La bozza del nuovo OIC 5 introduce rilevanti modifiche agli aspetti operativi del bilancio di liquidazione, delineando una disciplina più organica e differenziata in funzione della presenza o meno di attività in continuazione.
Per le società in liquidazione prive di attività in continuazione, ossia nei casi in cui non sia stato deliberato l’esercizio provvisorio, neppure per singoli rami, è previsto l’utilizzo degli schemi di stato patrimoniale e conto economico di cui all’Appendice A e del rendiconto finanziario di cui all’Appendice C. In tale contesto, l’impostazione contabile è interamente orientata alla dismissione del patrimonio.
Sul piano valutativo, la bozza adotta criteri improntati a maggiore prudenza e a una significativa riduzione degli elementi previsionali. Le attività materiali e immateriali, le partecipazioni e i titoli di debito sono valutati al minore tra il valore netto contabile all’avvio della liquidazione e il valore di realizzo desumibile dall’andamento del mercato; le attività materiali e immateriali non sono più oggetto di ammortamento, mentre per i titoli di debito non si applica il criterio del costo ammortizzato. I crediti sono iscritti al valore di presumibile realizzo e i debiti al valore di presunta estinzione, che può differire dal nominale solo in presenza di elementi certi (ad esempio penali o sconti). Per tali poste non trovano applicazione né il costo ammortizzato né i meccanismi di attualizzazione, in quanto non coerenti con la logica liquidatoria.
Le altre voci di bilancio (tra cui rimanenze, lavori in corso, disponibilità liquide, fondi per rischi e oneri, ratei e risconti, imposte e operazioni in valuta estera) continuano a essere disciplinate dai principi contabili ordinari. Le differenze derivanti dall’applicazione dei nuovi criteri di valutazione sono rilevate nel patrimonio netto nella voce “rettifiche di liquidazione”.

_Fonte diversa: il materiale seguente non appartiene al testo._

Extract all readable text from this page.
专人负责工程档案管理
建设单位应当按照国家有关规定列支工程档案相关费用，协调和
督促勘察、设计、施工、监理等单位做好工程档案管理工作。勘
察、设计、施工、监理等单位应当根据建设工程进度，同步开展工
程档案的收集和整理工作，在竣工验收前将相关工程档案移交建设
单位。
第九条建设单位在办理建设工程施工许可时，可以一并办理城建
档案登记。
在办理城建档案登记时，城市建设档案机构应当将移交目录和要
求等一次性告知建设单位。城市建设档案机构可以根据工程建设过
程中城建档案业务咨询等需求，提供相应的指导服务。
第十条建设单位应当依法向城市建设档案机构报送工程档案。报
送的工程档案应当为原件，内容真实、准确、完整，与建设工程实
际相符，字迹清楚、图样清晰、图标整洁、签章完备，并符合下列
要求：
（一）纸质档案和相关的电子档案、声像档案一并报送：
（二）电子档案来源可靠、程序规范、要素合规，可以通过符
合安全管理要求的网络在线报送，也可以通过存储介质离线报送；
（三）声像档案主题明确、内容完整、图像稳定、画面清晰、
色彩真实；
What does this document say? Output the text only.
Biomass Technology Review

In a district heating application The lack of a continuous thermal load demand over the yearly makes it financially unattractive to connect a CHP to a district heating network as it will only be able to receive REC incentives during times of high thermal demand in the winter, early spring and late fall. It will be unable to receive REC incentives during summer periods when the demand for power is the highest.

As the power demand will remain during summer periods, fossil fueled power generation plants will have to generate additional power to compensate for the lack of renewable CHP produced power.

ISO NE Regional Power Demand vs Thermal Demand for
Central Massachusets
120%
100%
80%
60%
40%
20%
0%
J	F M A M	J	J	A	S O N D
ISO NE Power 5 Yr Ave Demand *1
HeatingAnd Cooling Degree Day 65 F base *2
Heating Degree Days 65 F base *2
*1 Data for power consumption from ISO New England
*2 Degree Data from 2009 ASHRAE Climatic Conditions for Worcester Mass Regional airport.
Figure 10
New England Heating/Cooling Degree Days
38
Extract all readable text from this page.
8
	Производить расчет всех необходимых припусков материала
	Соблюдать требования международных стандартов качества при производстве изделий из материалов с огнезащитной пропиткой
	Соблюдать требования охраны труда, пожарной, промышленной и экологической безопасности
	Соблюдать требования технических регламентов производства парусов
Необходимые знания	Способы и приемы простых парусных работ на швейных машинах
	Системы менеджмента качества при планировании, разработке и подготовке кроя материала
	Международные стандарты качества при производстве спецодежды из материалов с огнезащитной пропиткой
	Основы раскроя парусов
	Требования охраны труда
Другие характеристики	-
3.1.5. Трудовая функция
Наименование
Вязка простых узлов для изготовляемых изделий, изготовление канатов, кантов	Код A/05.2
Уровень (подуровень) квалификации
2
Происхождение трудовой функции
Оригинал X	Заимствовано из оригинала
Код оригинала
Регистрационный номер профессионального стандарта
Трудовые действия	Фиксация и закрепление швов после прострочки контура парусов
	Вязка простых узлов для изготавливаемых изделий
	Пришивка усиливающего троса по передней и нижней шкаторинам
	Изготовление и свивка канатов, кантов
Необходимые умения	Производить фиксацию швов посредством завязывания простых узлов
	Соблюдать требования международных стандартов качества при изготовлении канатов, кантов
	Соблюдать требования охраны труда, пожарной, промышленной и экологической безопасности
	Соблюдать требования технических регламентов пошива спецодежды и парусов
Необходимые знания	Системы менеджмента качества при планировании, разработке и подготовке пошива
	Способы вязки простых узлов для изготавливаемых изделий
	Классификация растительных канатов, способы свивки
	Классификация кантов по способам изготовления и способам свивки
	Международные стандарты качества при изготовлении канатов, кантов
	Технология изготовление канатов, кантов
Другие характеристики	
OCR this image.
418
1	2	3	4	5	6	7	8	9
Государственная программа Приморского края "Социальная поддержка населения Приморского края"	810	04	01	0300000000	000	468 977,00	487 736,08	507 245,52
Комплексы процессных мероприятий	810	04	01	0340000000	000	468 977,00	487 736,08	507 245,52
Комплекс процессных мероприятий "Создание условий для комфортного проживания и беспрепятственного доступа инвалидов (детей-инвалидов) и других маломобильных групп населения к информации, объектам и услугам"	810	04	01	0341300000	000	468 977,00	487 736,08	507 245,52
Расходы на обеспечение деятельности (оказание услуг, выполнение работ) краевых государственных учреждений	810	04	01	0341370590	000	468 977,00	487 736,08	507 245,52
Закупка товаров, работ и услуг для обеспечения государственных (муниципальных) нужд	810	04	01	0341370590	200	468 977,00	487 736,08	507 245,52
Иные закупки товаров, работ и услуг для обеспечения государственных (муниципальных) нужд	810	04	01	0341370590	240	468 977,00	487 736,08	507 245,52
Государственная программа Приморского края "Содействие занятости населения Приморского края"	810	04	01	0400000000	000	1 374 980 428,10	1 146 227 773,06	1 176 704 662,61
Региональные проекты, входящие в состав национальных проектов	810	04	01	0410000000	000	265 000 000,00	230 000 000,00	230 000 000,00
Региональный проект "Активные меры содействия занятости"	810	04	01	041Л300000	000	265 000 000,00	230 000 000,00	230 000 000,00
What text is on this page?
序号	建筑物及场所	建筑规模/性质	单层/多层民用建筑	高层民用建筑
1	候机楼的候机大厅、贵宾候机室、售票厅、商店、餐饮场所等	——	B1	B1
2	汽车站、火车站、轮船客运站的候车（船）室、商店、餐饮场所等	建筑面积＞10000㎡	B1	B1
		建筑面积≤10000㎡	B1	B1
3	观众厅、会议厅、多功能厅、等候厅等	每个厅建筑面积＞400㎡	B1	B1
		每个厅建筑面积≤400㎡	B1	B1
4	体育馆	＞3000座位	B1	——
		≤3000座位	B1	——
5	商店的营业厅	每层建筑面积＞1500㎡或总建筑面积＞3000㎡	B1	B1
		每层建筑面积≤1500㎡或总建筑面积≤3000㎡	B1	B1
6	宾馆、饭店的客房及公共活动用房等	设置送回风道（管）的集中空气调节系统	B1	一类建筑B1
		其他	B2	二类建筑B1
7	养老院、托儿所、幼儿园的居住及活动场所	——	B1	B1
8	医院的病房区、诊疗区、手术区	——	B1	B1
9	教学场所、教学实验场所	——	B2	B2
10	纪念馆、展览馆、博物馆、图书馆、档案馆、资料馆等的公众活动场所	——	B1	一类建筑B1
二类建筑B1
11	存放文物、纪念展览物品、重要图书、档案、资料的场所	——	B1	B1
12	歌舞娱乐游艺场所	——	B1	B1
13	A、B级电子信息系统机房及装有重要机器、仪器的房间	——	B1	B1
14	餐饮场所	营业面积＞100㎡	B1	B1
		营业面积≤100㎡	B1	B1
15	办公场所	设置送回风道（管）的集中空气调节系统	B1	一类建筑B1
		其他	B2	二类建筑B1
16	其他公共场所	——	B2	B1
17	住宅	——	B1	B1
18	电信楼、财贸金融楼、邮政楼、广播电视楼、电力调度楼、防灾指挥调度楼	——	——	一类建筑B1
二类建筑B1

Sotto il profilo della rappresentazione, viene meno la tradizionale distinzione tra attivo immobilizzato e attivo circolante, sostituita da una classificazione per natura, più coerente con la finalità liquidatoria. Nel conto economico sono inoltre introdotte specifiche voci, tra cui A6 “Proventi della procedura liquidatoria” e B15 “Oneri della procedura liquidatoria”, finalizzate a evidenziare separatamente gli effetti economici della dismissione.
Per le società in liquidazione con attività in continuazione, qualora sia prevista la prosecuzione, anche parziale, dell’attività, l’articolo 2490 del codice civile richiede la separata evidenziazione delle relative poste. In tali casi, la bozza prevede l’adozione degli schemi di stato patrimoniale e conto economico di cui all’Appendice B e del rendiconto finanziario di cui all’Appendice D.
Il modello adottato è di tipo “misto”: per i rami aziendali in continuazione si applicano i principi contabili ordinari, in quanto permane una logica di funzionamento, mentre per le attività destinate alla liquidazione trovano applicazione i criteri specifici della fase liquidatoria. Tale distinzione si riflette anche nella rappresentazione in bilancio, attraverso l’evidenziazione separata delle attività destinate alla liquidazione.
Tra le semplificazioni introdotte, si segnala infine la possibilità di omettere il bilancio comparativo nel primo esercizio di applicazione dei nuovi schemi, qualora il confronto con i dati di un’impresa in funzionamento risulti poco significativo, previa adeguata informativa in nota integrativa.
Nel complesso, la bozza del nuovo OIC 5 segna un’evoluzione rilevante: il bilancio di liquidazione non è più finalizzato alla stima del valore di realizzo, ma assume la funzione di strumento di rendicontazione dell’andamento della procedura, attraverso criteri valutativi più rigorosi e maggiormente applicabili nella prassi.